Friday, September 28, 2012

Are You Covered?



A LinkedIn poll was recently brought to my attention that was designed to get a feel for what businessmen think about the various insurance products available to them. The basic question of the poll was: “What is the most critical part of a manufacturer's insurance coverage?” It then offered five categories and asked responders to vote for the most important one, then explain their answers in the comments section. The five categories and their current standings are:

1. Worker's Compensation      32%
2.  Business Interruption          12%
3.  Product Liability Coverage 45%
4.  Broad Property Protection    5%
5.  Equipment Breakdown         5%

The results are revealing, as are the comments.
The poll is ongoing, so the numbers may vary as time goes on, but looking at the current results is informative. One that I find somewhat surprising is that Worker's Compensation is included in this poll. In the eyes of most American manufacturers, it is simply a fact of life. Asking if it is important or should be included in your insurance portfolio is like asking if you should provide lunch breaks.

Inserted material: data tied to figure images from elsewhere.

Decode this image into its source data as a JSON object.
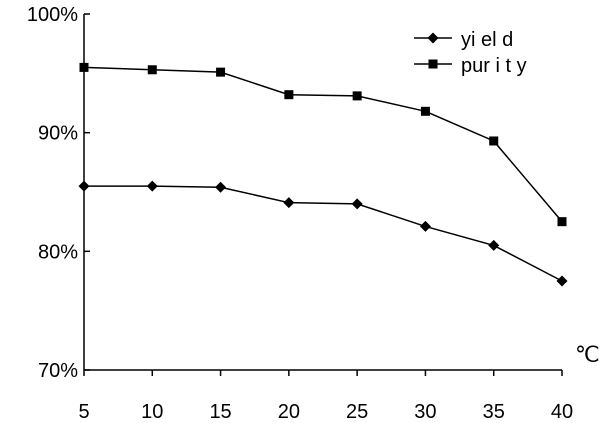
{
  "chart_data": {
    "type": "line",
    "title": "",
    "xlabel": "℃",
    "ylabel": "",
    "x": [
      5,
      10,
      15,
      20,
      25,
      30,
      35,
      40
    ],
    "x_ticks": [
      "5",
      "10",
      "15",
      "20",
      "25",
      "30",
      "35",
      "40"
    ],
    "y_ticks": [
      "70%",
      "80%",
      "90%",
      "100%"
    ],
    "ylim": [
      70,
      100
    ],
    "grid": false,
    "legend_position": "top-right",
    "series": [
      {
        "name": "yi el d",
        "marker": "diamond",
        "color": "#000000",
        "values": [
          85.5,
          85.5,
          85.4,
          84.1,
          84.0,
          82.1,
          80.5,
          77.5
        ]
      },
      {
        "name": "pur i t y",
        "marker": "square",
        "color": "#000000",
        "values": [
          95.5,
          95.3,
          95.1,
          93.2,
          93.1,
          91.8,
          89.3,
          82.5
        ]
      }
    ]
  }
}
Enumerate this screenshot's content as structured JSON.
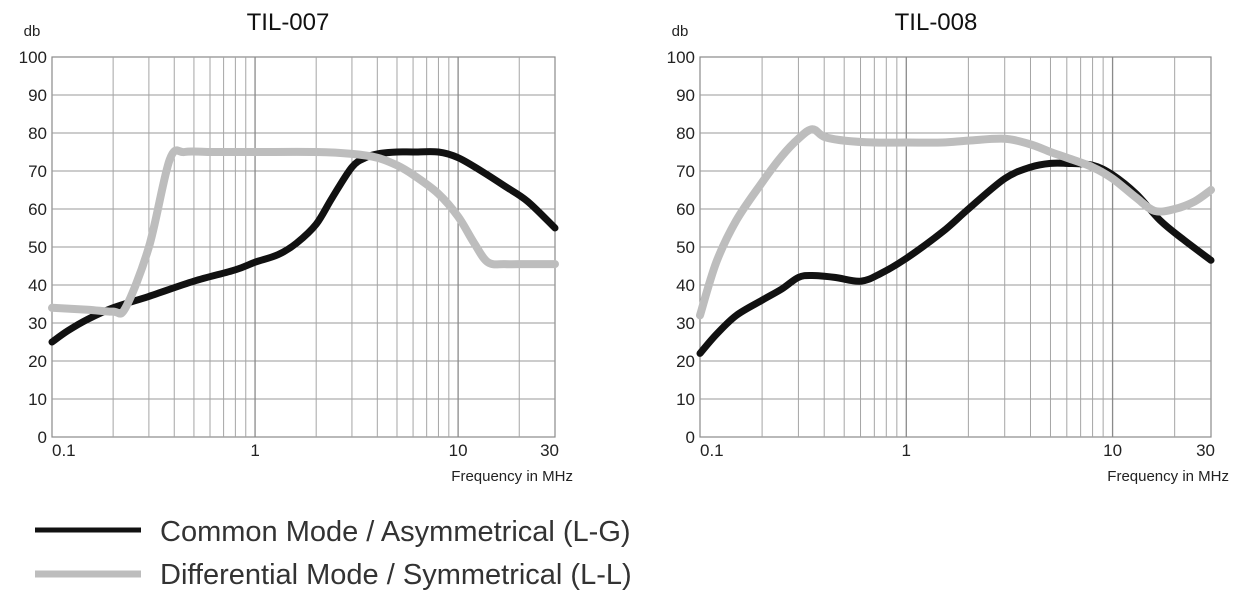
{
  "chart_data": [
    {
      "type": "line",
      "title": "TIL-007",
      "xlabel": "Frequency in MHz",
      "ylabel": "db",
      "x_scale": "log",
      "xlim": [
        0.1,
        30
      ],
      "ylim": [
        0,
        100
      ],
      "x_ticks": [
        0.1,
        1,
        10,
        30
      ],
      "x_tick_labels": [
        "0.1",
        "1",
        "10",
        "30"
      ],
      "y_ticks": [
        0,
        10,
        20,
        30,
        40,
        50,
        60,
        70,
        80,
        90,
        100
      ],
      "y_tick_labels": [
        "0",
        "10",
        "20",
        "30",
        "40",
        "50",
        "60",
        "70",
        "80",
        "90",
        "100"
      ],
      "grid": true,
      "series": [
        {
          "name": "Common Mode / Asymmetrical (L-G)",
          "color": "#111111",
          "x": [
            0.1,
            0.12,
            0.15,
            0.2,
            0.3,
            0.5,
            0.8,
            1.0,
            1.3,
            1.6,
            2.0,
            2.4,
            3.0,
            3.5,
            4.0,
            5.0,
            6.0,
            8.0,
            10.0,
            13.0,
            17.0,
            22.0,
            30.0
          ],
          "y": [
            25,
            28,
            31,
            34,
            37,
            41,
            44,
            46,
            48,
            51,
            56,
            63,
            71,
            73.5,
            74.5,
            75,
            75,
            75,
            73.5,
            70,
            66,
            62,
            55
          ]
        },
        {
          "name": "Differential Mode / Symmetrical (L-L)",
          "color": "#bdbdbd",
          "x": [
            0.1,
            0.15,
            0.2,
            0.23,
            0.3,
            0.38,
            0.45,
            0.6,
            1.0,
            2.0,
            3.0,
            4.0,
            5.0,
            6.0,
            8.0,
            10.0,
            12.0,
            14.0,
            17.0,
            22.0,
            30.0
          ],
          "y": [
            34,
            33.5,
            33,
            34,
            50,
            73,
            75,
            75,
            75,
            75,
            74.5,
            73.5,
            71.5,
            69,
            64,
            58,
            51,
            46,
            45.5,
            45.5,
            45.5
          ]
        }
      ]
    },
    {
      "type": "line",
      "title": "TIL-008",
      "xlabel": "Frequency in MHz",
      "ylabel": "db",
      "x_scale": "log",
      "xlim": [
        0.1,
        30
      ],
      "ylim": [
        0,
        100
      ],
      "x_ticks": [
        0.1,
        1,
        10,
        30
      ],
      "x_tick_labels": [
        "0.1",
        "1",
        "10",
        "30"
      ],
      "y_ticks": [
        0,
        10,
        20,
        30,
        40,
        50,
        60,
        70,
        80,
        90,
        100
      ],
      "y_tick_labels": [
        "0",
        "10",
        "20",
        "30",
        "40",
        "50",
        "60",
        "70",
        "80",
        "90",
        "100"
      ],
      "grid": true,
      "series": [
        {
          "name": "Common Mode / Asymmetrical (L-G)",
          "color": "#111111",
          "x": [
            0.1,
            0.12,
            0.15,
            0.2,
            0.25,
            0.3,
            0.35,
            0.45,
            0.6,
            0.75,
            1.0,
            1.5,
            2.0,
            3.0,
            4.0,
            5.0,
            6.0,
            8.0,
            10.0,
            13.0,
            17.0,
            22.0,
            30.0
          ],
          "y": [
            22,
            27,
            32,
            36,
            39,
            42,
            42.5,
            42,
            41,
            43,
            47,
            54,
            60,
            68,
            71,
            72,
            72,
            71.5,
            69,
            64,
            57,
            52,
            46.5
          ]
        },
        {
          "name": "Differential Mode / Symmetrical (L-L)",
          "color": "#bdbdbd",
          "x": [
            0.1,
            0.12,
            0.15,
            0.2,
            0.25,
            0.3,
            0.35,
            0.4,
            0.5,
            0.7,
            1.0,
            1.5,
            2.0,
            3.0,
            4.0,
            5.0,
            6.0,
            8.0,
            10.0,
            13.0,
            16.0,
            20.0,
            25.0,
            30.0
          ],
          "y": [
            32,
            46,
            57,
            67,
            74,
            78.5,
            81,
            79,
            78,
            77.5,
            77.5,
            77.5,
            78,
            78.5,
            77,
            75,
            73.5,
            71,
            68,
            63,
            59.5,
            60,
            62,
            65
          ]
        }
      ]
    }
  ],
  "legend": {
    "placement": "bottom-left",
    "items": [
      {
        "label": "Common Mode / Asymmetrical (L-G)",
        "color": "#111111"
      },
      {
        "label": "Differential Mode / Symmetrical (L-L)",
        "color": "#bdbdbd"
      }
    ]
  }
}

Both are subject to legal mandates.
Interestingly though, even with this red herring, product liability insurance comes out far and away the most important coverage a manufacturer can carry. As a starting point, I rank the four remaining types of insurance in this order:
  1. Product Liability
  2. Broad Property Protection
  3. Business Interruption
  4. Equipment Breakdown
Let's look at numbers three and four first. These are entirely subjective rankings, and will change if the business you are in is, say, heavily dependent on extremely expensive or complex machinery, or in an area prone to natural disasters which render business inoperable for long periods.
I rank product liability insurance as number one because the consequence of success in business is exposure to an increasingly chaotic litigation system, in which many people, including lawyers acting as sworn officers of the court, are making a living by bringing suit against everyone involved with the use of a product, leaving the end user, the one supposedly harmed, blameless, and everyone else liable. This cottage industry has grown to awards totaling tens of billions of dollars a year, and that doesn't count out of court settlements that companies offer to avoid huge payouts.
Obviously, one way to avoid these expenses is to limit the kinds of suits that may be brought, and the amounts recoverable, which has worked elsewhere when tried. The other response is to create a whole new industry to insure manufacturers against these suits. Tens and hundreds of millions of dollars are spent on insurance policies and self-insurance to protect American businesses from these suits. Where does that money come from? You and me. Every time we buy a product made in America, we pay more than we should for it because American manufacturers pay for liability insurance, (or should). Those costs are passed through to the consumer.
Whatever the legal climate, the reality is that American courts have ruled that if a manufacturer makes a product, that manufacturer may be liable for any incidental or consequential damage arising from the use or misuse of the product. In addition, every person along the chain of distribution of that product may be held liable as well. That means that if you run a business making things, or using things that a consumer could come into contact with, you could be sued.
Political philosopher John Locke wrote in the seventeenth century something that boils down to 'the power to sanction is the power to destroy'. If a court has the right to take away your means of doing business, then you have the responsibility to protect your business by insisting that what you make, and what you use is covered by product liability insurance.